Poesia inédita de Drummond de Andrade chega às livrarias portuguesas

8 FEVEREIRO, 2017 -

São mais de 50 poemas escritos pelo poeta durante a Segunda Guerra Mundial, que falam da guerra, dos afetos, do seu passado familiar e de tempos sombrios

Inédito em Portugal, o livro A rosa do povo reúne 55 poemas escritos entre 1943-1945, no decurso da Segunda Guerra Mundial, que espelham o “olhar do poeta brasileiro mais importante de sempre sobre um momento de transformação profunda”, constituindo a sua obra mais extensa, segundo a editora Companhia das Letras.

O livro vai estar nas livrarias a partir de 15 de fevereiro.

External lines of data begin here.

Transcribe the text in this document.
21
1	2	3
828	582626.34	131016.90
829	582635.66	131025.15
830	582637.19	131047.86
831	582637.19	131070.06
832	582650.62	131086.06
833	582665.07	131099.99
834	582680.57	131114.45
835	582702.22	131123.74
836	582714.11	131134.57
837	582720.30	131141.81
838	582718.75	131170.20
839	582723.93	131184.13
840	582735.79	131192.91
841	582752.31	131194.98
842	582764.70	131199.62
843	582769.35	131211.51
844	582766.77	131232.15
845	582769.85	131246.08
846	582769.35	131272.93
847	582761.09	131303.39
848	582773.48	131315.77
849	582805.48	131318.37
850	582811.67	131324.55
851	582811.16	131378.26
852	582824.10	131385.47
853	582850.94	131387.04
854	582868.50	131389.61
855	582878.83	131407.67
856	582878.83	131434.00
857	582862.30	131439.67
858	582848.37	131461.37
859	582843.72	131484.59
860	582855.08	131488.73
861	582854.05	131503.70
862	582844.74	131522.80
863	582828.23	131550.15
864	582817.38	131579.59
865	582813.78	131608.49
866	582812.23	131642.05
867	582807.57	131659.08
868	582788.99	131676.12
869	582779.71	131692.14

Trata-se de uma das primeiras obras de Drummond de Andrade (1902-1987), que é também o seu trabalho de maior expressão de lirismo social e modernista, um livro que estabeleceu a figura do poeta mineiro no panorama da melhor poesia de língua portuguesa no século XX, acrescenta a chancela brasileira.

Este conjunto de poemas aborda temas como a profunda mudança de mentalidade e o corte com o passado, a confusão gerada por estas mudanças, a urbanização supersónica da então capital brasileira e o sofrimento causado pela Segunda Guerra Mundial, nomeadamente na Europa, sendo, por isso, um trabalho que reflete um tempo sombrio.

Publicado originalmente em 1945, “A rosa do povo” é o livro politicamente mais explícito de Carlos Drummond de Andrade e deita um “poderoso olhar” sobre a Segunda Guerra, a cisão ideológica, a vida nas cidades, o amor e a morte.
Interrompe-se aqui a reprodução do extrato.